The affirmation of plaintiff's medical expert, dated December 10, 1996, which the court did consider, opined that the medical treatment rendered to plaintiff in February 1993 by her plastic surgeon, defendant Dr. Romita, deviated from accepted medical standards and resulted in plaintiff's injuries. The expert specifically found that "use of dissolving plication sutures in the repair of the diastasis recti was inappropriate" and that "the protruding umbilical stalk was an unnecessary byproduct of the surgery." The expert makes no mention, however, of St. Vincent's or its general surgical resident, Dr. Norman, who assisted Dr. Romita, a private attending physician at St. Vincent's.
Dr. Romita, who had no independent recollection of Dr. Norman, testified at his deposition that Dr. Norman "[h]eld retractors, performed suction, he exposes tissue for me. If I cauterize the bleeder, he cauterizes the bleeder, and that's basically what he does." Dr. Romita testified that, other than himself, neither Dr. Norman nor anyone else made any incisions or applied any sutures or staples to plaintiff. Plaintiff never sought to depose Dr. Norman and relied solely upon St. Vincent's records, which indicated Dr. Norman's participation in plaintiff's preoperative and postoperative care, as well as the operation itself.

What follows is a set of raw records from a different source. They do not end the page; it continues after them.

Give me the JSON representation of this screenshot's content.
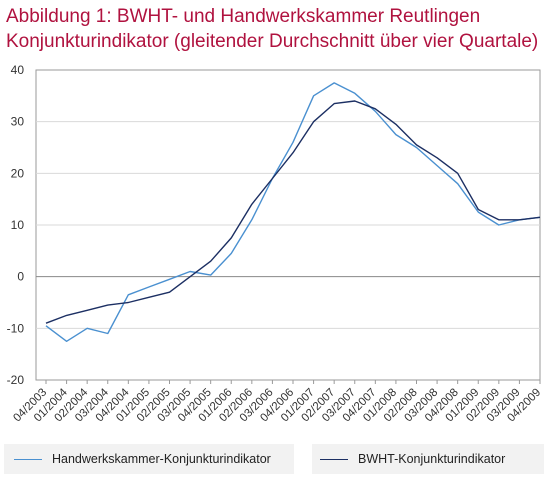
{
  "title_line1": "Abbildung 1: BWHT- und Handwerkskammer  Reutlingen",
  "title_line2": "Konjunkturindikator (gleitender Durchschnitt über vier Quartale)",
  "colors": {
    "title": "#b0123f",
    "handwerkskammer": "#4a90d0",
    "bwht": "#1c2f63",
    "zeroline": "#888888",
    "grid": "#d9d9d9"
  },
  "chart_data": {
    "type": "line",
    "categories": [
      "04/2003",
      "01/2004",
      "02/2004",
      "03/2004",
      "04/2004",
      "01/2005",
      "02/2005",
      "03/2005",
      "04/2005",
      "01/2006",
      "02/2006",
      "03/2006",
      "04/2006",
      "01/2007",
      "02/2007",
      "03/2007",
      "04/2007",
      "01/2008",
      "02/2008",
      "03/2008",
      "04/2008",
      "01/2009",
      "02/2009",
      "03/2009",
      "04/2009"
    ],
    "yticks": [
      40,
      30,
      20,
      10,
      0,
      -10,
      -20
    ],
    "ylim": [
      -20,
      40
    ],
    "series": [
      {
        "name": "Handwerkskammer-Konjunkturindikator",
        "color": "#4a90d0",
        "values": [
          -9.5,
          -12.5,
          -10,
          -11,
          -3.5,
          -2,
          -0.5,
          1,
          0.3,
          4.5,
          11,
          19,
          26,
          35,
          37.5,
          35.5,
          32,
          27.5,
          25,
          21.5,
          18,
          12.5,
          10,
          11,
          11.5
        ]
      },
      {
        "name": "BWHT-Konjunkturindikator",
        "color": "#1c2f63",
        "values": [
          -9,
          -7.5,
          -6.5,
          -5.5,
          -5,
          -4,
          -3,
          0,
          3,
          7.5,
          14,
          19,
          24,
          30,
          33.5,
          34,
          32.5,
          29.5,
          25.5,
          23,
          20,
          13,
          11,
          11,
          11.5
        ]
      }
    ],
    "grid": true,
    "legend": "bottom"
  }
}
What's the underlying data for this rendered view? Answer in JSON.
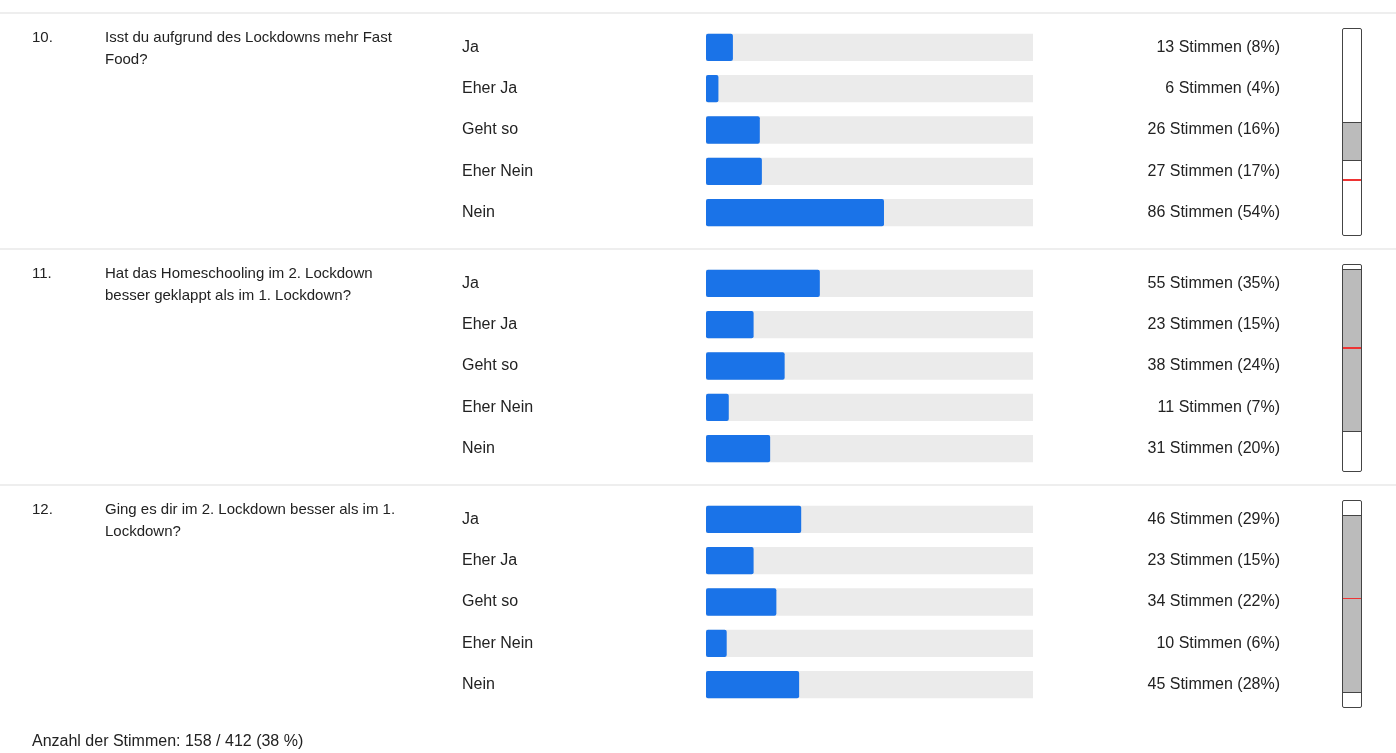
{
  "chart_data": [
    {
      "type": "bar",
      "orientation": "horizontal",
      "title": "10. Isst du aufgrund des Lockdowns mehr Fast Food?",
      "categories": [
        "Ja",
        "Eher Ja",
        "Geht so",
        "Eher Nein",
        "Nein"
      ],
      "values": [
        13,
        6,
        26,
        27,
        86
      ],
      "value_labels": [
        "13 Stimmen (8%)",
        "6 Stimmen (4%)",
        "26 Stimmen (16%)",
        "27 Stimmen (17%)",
        "86 Stimmen (54%)"
      ],
      "color": "#1a73e8",
      "xlim": [
        0,
        158
      ],
      "tick_labels": "y",
      "grid": false,
      "legend": false
    },
    {
      "type": "bar",
      "orientation": "horizontal",
      "title": "11. Hat das Homeschooling im 2. Lockdown besser geklappt als im 1. Lockdown?",
      "categories": [
        "Ja",
        "Eher Ja",
        "Geht so",
        "Eher Nein",
        "Nein"
      ],
      "values": [
        55,
        23,
        38,
        11,
        31
      ],
      "value_labels": [
        "55 Stimmen (35%)",
        "23 Stimmen (15%)",
        "38 Stimmen (24%)",
        "11 Stimmen (7%)",
        "31 Stimmen (20%)"
      ],
      "color": "#1a73e8",
      "xlim": [
        0,
        158
      ],
      "tick_labels": "y",
      "grid": false,
      "legend": false
    },
    {
      "type": "bar",
      "orientation": "horizontal",
      "title": "12. Ging es dir im 2. Lockdown besser als im 1. Lockdown?",
      "categories": [
        "Ja",
        "Eher Ja",
        "Geht so",
        "Eher Nein",
        "Nein"
      ],
      "values": [
        46,
        23,
        34,
        10,
        45
      ],
      "value_labels": [
        "46 Stimmen (29%)",
        "23 Stimmen (15%)",
        "34 Stimmen (22%)",
        "10 Stimmen (6%)",
        "45 Stimmen (28%)"
      ],
      "color": "#1a73e8",
      "xlim": [
        0,
        158
      ],
      "tick_labels": "y",
      "grid": false,
      "legend": false,
      "annotations": [
        "Anzahl der Stimmen: 158 / 412 (38 %)"
      ]
    }
  ]
}
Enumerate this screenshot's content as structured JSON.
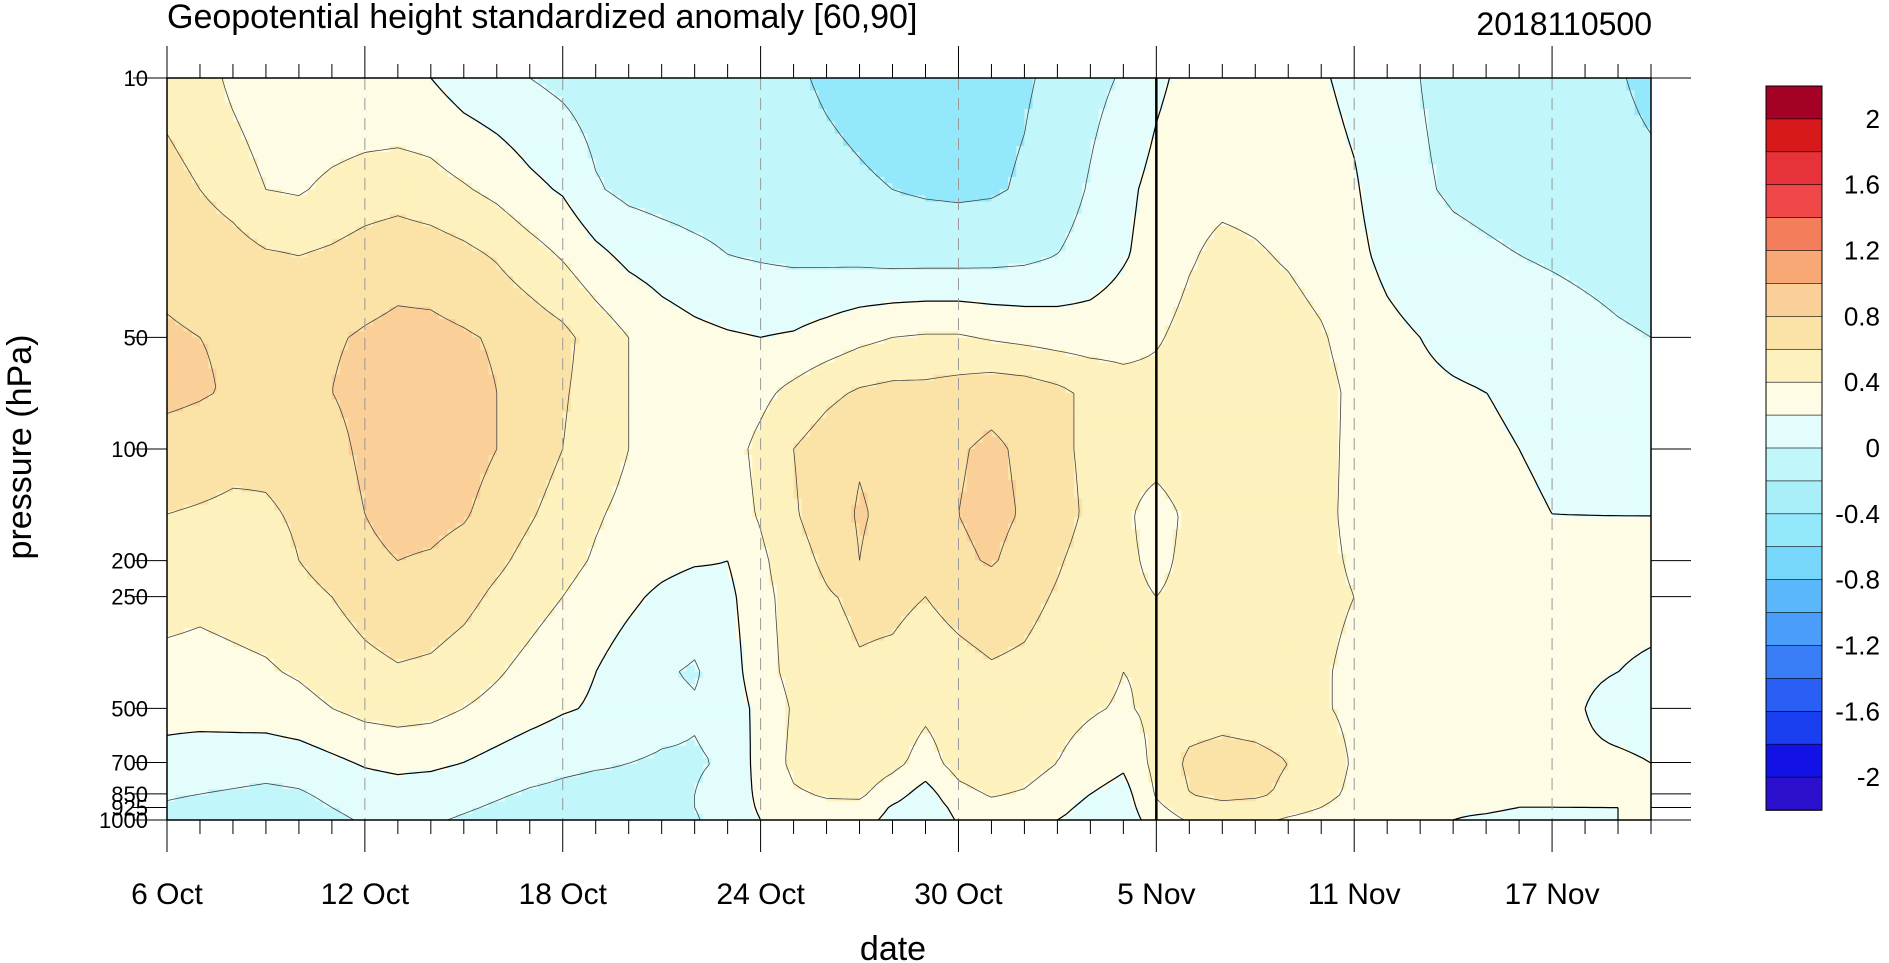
{
  "chart_data": {
    "type": "heatmap",
    "title": "Geopotential height standardized anomaly [60,90]",
    "date_stamp": "2018110500",
    "xlabel": "date",
    "ylabel": "pressure (hPa)",
    "x_tick_labels": [
      "6 Oct",
      "12 Oct",
      "18 Oct",
      "24 Oct",
      "30 Oct",
      "5 Nov",
      "11 Nov",
      "17 Nov"
    ],
    "x_tick_days": [
      0,
      6,
      12,
      18,
      24,
      30,
      36,
      42
    ],
    "x_range_days": [
      0,
      45
    ],
    "current_day_marker": 30,
    "y_scale": "log",
    "y_range": [
      10,
      1000
    ],
    "y_tick_labels": [
      "10",
      "50",
      "100",
      "200",
      "250",
      "500",
      "700",
      "850",
      "925",
      "1000"
    ],
    "y_tick_values": [
      10,
      50,
      100,
      200,
      250,
      500,
      700,
      850,
      925,
      1000
    ],
    "colorbar": {
      "labels": [
        "2",
        "1.6",
        "1.2",
        "0.8",
        "0.4",
        "0",
        "-0.4",
        "-0.8",
        "-1.2",
        "-1.6",
        "-2"
      ],
      "colors": [
        "#a50026",
        "#d7191c",
        "#e8323a",
        "#f04848",
        "#f47d5c",
        "#f8a875",
        "#fbcf98",
        "#fbe3a7",
        "#fdf1bd",
        "#fefce5",
        "#e3fdfd",
        "#c1f6fb",
        "#a9eff9",
        "#94e8fb",
        "#77d7fa",
        "#5ab8fa",
        "#4a9df8",
        "#3a7ef7",
        "#2a5ff5",
        "#1a3ff0",
        "#1212e6",
        "#2a10cc"
      ]
    },
    "grid": {
      "vertical_dashed_at_ticks": true
    },
    "contour_levels": [
      -0.4,
      -0.2,
      0,
      0.2,
      0.4,
      0.6
    ],
    "contour_fills": {
      "le_-0.4": "#94e8fb",
      "-0.4_-0.2": "#c1f6fb",
      "-0.2_0": "#e3fdfd",
      "0_0.2": "#fefce5",
      "0.2_0.4": "#fdf1bd",
      "0.4_0.6": "#fbe3a7",
      "ge_0.6": "#fbcf98"
    },
    "anomaly_rows": [
      {
        "p": 10,
        "v": [
          0.35,
          0.3,
          0.15,
          0.05,
          0.0,
          0.0,
          0.0,
          0.0,
          0.0,
          -0.1,
          -0.15,
          -0.2,
          -0.25,
          -0.3,
          -0.3,
          -0.3,
          -0.3,
          -0.3,
          -0.35,
          -0.38,
          -0.42,
          -0.45,
          -0.48,
          -0.5,
          -0.5,
          -0.45,
          -0.42,
          -0.36,
          -0.26,
          -0.18,
          -0.04,
          0.06,
          0.1,
          0.1,
          0.05,
          0.02,
          -0.05,
          -0.1,
          -0.2,
          -0.25,
          -0.25,
          -0.26,
          -0.28,
          -0.32,
          -0.38,
          -0.46
        ]
      },
      {
        "p": 20,
        "v": [
          0.45,
          0.4,
          0.32,
          0.2,
          0.18,
          0.25,
          0.3,
          0.32,
          0.28,
          0.22,
          0.15,
          0.05,
          -0.02,
          -0.18,
          -0.25,
          -0.28,
          -0.3,
          -0.3,
          -0.32,
          -0.34,
          -0.36,
          -0.38,
          -0.4,
          -0.42,
          -0.43,
          -0.42,
          -0.38,
          -0.3,
          -0.18,
          -0.05,
          0.06,
          0.13,
          0.15,
          0.14,
          0.12,
          0.08,
          0.02,
          -0.1,
          -0.18,
          -0.22,
          -0.24,
          -0.26,
          -0.28,
          -0.3,
          -0.32,
          -0.34
        ]
      },
      {
        "p": 30,
        "v": [
          0.55,
          0.52,
          0.48,
          0.42,
          0.4,
          0.43,
          0.48,
          0.52,
          0.5,
          0.45,
          0.38,
          0.28,
          0.18,
          0.05,
          -0.05,
          -0.1,
          -0.15,
          -0.2,
          -0.22,
          -0.24,
          -0.25,
          -0.26,
          -0.28,
          -0.28,
          -0.28,
          -0.27,
          -0.25,
          -0.2,
          -0.12,
          -0.02,
          0.08,
          0.18,
          0.25,
          0.22,
          0.18,
          0.12,
          0.05,
          -0.05,
          -0.12,
          -0.16,
          -0.18,
          -0.2,
          -0.22,
          -0.24,
          -0.26,
          -0.28
        ]
      },
      {
        "p": 50,
        "v": [
          0.62,
          0.6,
          0.58,
          0.55,
          0.55,
          0.58,
          0.62,
          0.65,
          0.65,
          0.62,
          0.58,
          0.52,
          0.45,
          0.32,
          0.2,
          0.1,
          0.05,
          0.02,
          0.0,
          0.02,
          0.08,
          0.15,
          0.2,
          0.22,
          0.22,
          0.18,
          0.15,
          0.12,
          0.1,
          0.12,
          0.18,
          0.26,
          0.3,
          0.3,
          0.28,
          0.22,
          0.12,
          0.05,
          0.0,
          -0.05,
          -0.08,
          -0.1,
          -0.12,
          -0.15,
          -0.18,
          -0.2
        ]
      },
      {
        "p": 70,
        "v": [
          0.65,
          0.62,
          0.58,
          0.56,
          0.56,
          0.6,
          0.66,
          0.7,
          0.7,
          0.66,
          0.6,
          0.52,
          0.42,
          0.32,
          0.2,
          0.12,
          0.08,
          0.08,
          0.15,
          0.25,
          0.35,
          0.42,
          0.45,
          0.45,
          0.48,
          0.52,
          0.5,
          0.44,
          0.36,
          0.28,
          0.26,
          0.28,
          0.32,
          0.34,
          0.32,
          0.26,
          0.16,
          0.08,
          0.04,
          0.02,
          0.0,
          -0.02,
          -0.05,
          -0.08,
          -0.12,
          -0.15
        ]
      },
      {
        "p": 100,
        "v": [
          0.52,
          0.5,
          0.46,
          0.44,
          0.46,
          0.54,
          0.64,
          0.7,
          0.72,
          0.68,
          0.6,
          0.5,
          0.4,
          0.3,
          0.2,
          0.12,
          0.1,
          0.12,
          0.25,
          0.4,
          0.5,
          0.58,
          0.52,
          0.45,
          0.58,
          0.64,
          0.56,
          0.45,
          0.35,
          0.24,
          0.24,
          0.26,
          0.3,
          0.32,
          0.3,
          0.25,
          0.16,
          0.1,
          0.06,
          0.03,
          0.02,
          0.0,
          -0.02,
          -0.05,
          -0.08,
          -0.1
        ]
      },
      {
        "p": 150,
        "v": [
          0.4,
          0.38,
          0.36,
          0.38,
          0.42,
          0.5,
          0.6,
          0.66,
          0.66,
          0.62,
          0.52,
          0.42,
          0.32,
          0.22,
          0.15,
          0.1,
          0.08,
          0.1,
          0.22,
          0.38,
          0.5,
          0.62,
          0.55,
          0.45,
          0.6,
          0.66,
          0.58,
          0.48,
          0.36,
          0.22,
          0.16,
          0.22,
          0.28,
          0.3,
          0.28,
          0.24,
          0.16,
          0.1,
          0.08,
          0.05,
          0.03,
          0.02,
          0.0,
          0.0,
          0.0,
          0.0
        ]
      },
      {
        "p": 200,
        "v": [
          0.3,
          0.28,
          0.3,
          0.34,
          0.4,
          0.5,
          0.56,
          0.6,
          0.58,
          0.52,
          0.44,
          0.34,
          0.26,
          0.18,
          0.12,
          0.06,
          0.02,
          0.0,
          0.16,
          0.32,
          0.44,
          0.6,
          0.5,
          0.44,
          0.56,
          0.62,
          0.52,
          0.42,
          0.32,
          0.22,
          0.18,
          0.22,
          0.26,
          0.28,
          0.26,
          0.24,
          0.18,
          0.12,
          0.08,
          0.06,
          0.04,
          0.02,
          0.02,
          0.02,
          0.02,
          0.02
        ]
      },
      {
        "p": 250,
        "v": [
          0.26,
          0.24,
          0.26,
          0.28,
          0.32,
          0.4,
          0.48,
          0.54,
          0.52,
          0.46,
          0.36,
          0.28,
          0.2,
          0.12,
          0.04,
          -0.04,
          -0.1,
          -0.05,
          0.14,
          0.28,
          0.38,
          0.44,
          0.44,
          0.4,
          0.46,
          0.5,
          0.46,
          0.38,
          0.3,
          0.22,
          0.2,
          0.22,
          0.25,
          0.26,
          0.26,
          0.24,
          0.2,
          0.14,
          0.1,
          0.08,
          0.06,
          0.04,
          0.04,
          0.04,
          0.04,
          0.04
        ]
      },
      {
        "p": 400,
        "v": [
          0.15,
          0.14,
          0.16,
          0.18,
          0.22,
          0.28,
          0.34,
          0.38,
          0.36,
          0.3,
          0.22,
          0.14,
          0.06,
          0.0,
          -0.1,
          -0.18,
          -0.22,
          -0.1,
          0.12,
          0.26,
          0.32,
          0.38,
          0.36,
          0.3,
          0.34,
          0.38,
          0.36,
          0.3,
          0.26,
          0.2,
          0.22,
          0.26,
          0.28,
          0.28,
          0.26,
          0.22,
          0.16,
          0.1,
          0.06,
          0.04,
          0.03,
          0.02,
          0.02,
          0.02,
          0.0,
          -0.02
        ]
      },
      {
        "p": 500,
        "v": [
          0.05,
          0.06,
          0.08,
          0.1,
          0.14,
          0.2,
          0.26,
          0.28,
          0.26,
          0.2,
          0.14,
          0.08,
          0.02,
          -0.02,
          -0.08,
          -0.14,
          -0.18,
          -0.12,
          0.06,
          0.22,
          0.3,
          0.36,
          0.32,
          0.24,
          0.3,
          0.36,
          0.32,
          0.26,
          0.22,
          0.18,
          0.24,
          0.3,
          0.32,
          0.3,
          0.28,
          0.22,
          0.16,
          0.1,
          0.06,
          0.04,
          0.02,
          0.02,
          0.02,
          0.0,
          -0.05,
          -0.06
        ]
      },
      {
        "p": 700,
        "v": [
          -0.05,
          -0.08,
          -0.1,
          -0.12,
          -0.1,
          -0.04,
          0.02,
          0.05,
          0.04,
          0.0,
          -0.06,
          -0.12,
          -0.16,
          -0.18,
          -0.2,
          -0.22,
          -0.22,
          -0.18,
          0.08,
          0.24,
          0.3,
          0.34,
          0.26,
          0.12,
          0.28,
          0.34,
          0.3,
          0.2,
          0.12,
          0.04,
          0.26,
          0.44,
          0.48,
          0.46,
          0.4,
          0.3,
          0.18,
          0.1,
          0.06,
          0.04,
          0.02,
          0.02,
          0.02,
          0.02,
          0.02,
          0.0
        ]
      },
      {
        "p": 850,
        "v": [
          -0.18,
          -0.2,
          -0.22,
          -0.24,
          -0.22,
          -0.16,
          -0.1,
          -0.08,
          -0.1,
          -0.14,
          -0.18,
          -0.22,
          -0.24,
          -0.26,
          -0.24,
          -0.22,
          -0.2,
          -0.12,
          0.04,
          0.18,
          0.22,
          0.24,
          0.08,
          -0.08,
          0.14,
          0.22,
          0.18,
          0.08,
          0.0,
          -0.08,
          0.22,
          0.4,
          0.46,
          0.44,
          0.36,
          0.26,
          0.16,
          0.08,
          0.06,
          0.04,
          0.02,
          0.02,
          0.02,
          0.02,
          0.02,
          0.02
        ]
      },
      {
        "p": 925,
        "v": [
          -0.22,
          -0.24,
          -0.26,
          -0.28,
          -0.26,
          -0.2,
          -0.14,
          -0.12,
          -0.14,
          -0.18,
          -0.22,
          -0.26,
          -0.28,
          -0.3,
          -0.28,
          -0.24,
          -0.2,
          -0.1,
          0.02,
          0.12,
          0.16,
          0.14,
          -0.02,
          -0.12,
          0.06,
          0.14,
          0.12,
          0.04,
          -0.04,
          -0.1,
          0.16,
          0.3,
          0.34,
          0.32,
          0.26,
          0.2,
          0.12,
          0.06,
          0.04,
          0.02,
          0.02,
          0.0,
          0.0,
          0.0,
          0.0,
          0.0
        ]
      },
      {
        "p": 1000,
        "v": [
          -0.26,
          -0.28,
          -0.3,
          -0.32,
          -0.3,
          -0.24,
          -0.18,
          -0.16,
          -0.18,
          -0.22,
          -0.26,
          -0.3,
          -0.32,
          -0.34,
          -0.32,
          -0.26,
          -0.22,
          -0.1,
          0.0,
          0.08,
          0.1,
          0.08,
          -0.06,
          -0.16,
          0.02,
          0.08,
          0.06,
          0.0,
          -0.06,
          -0.12,
          0.1,
          0.22,
          0.26,
          0.24,
          0.18,
          0.14,
          0.08,
          0.04,
          0.02,
          0.0,
          -0.02,
          -0.04,
          -0.04,
          -0.02,
          0.0,
          0.0
        ]
      }
    ]
  }
}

Thus, the opposing affirmations and supporting exhibits in the record considered by the motion court are insufficient to create an issue of fact as to whether defendant hospital or its general surgical resident should have known that Dr. Romita's use of plication sutures was "`so clearly contraindicated'" for use in the plastic surgery performed on plaintiff that Dr. Norman knew or should have known that their use was inappropriate or that inquiry into the correctness of the procedure was required (Warney v. Haddad, 237 A.D.2d 123).
Concur — Sullivan, J.P., Rosenberger, Rubin, Tom and Andrias, JJ.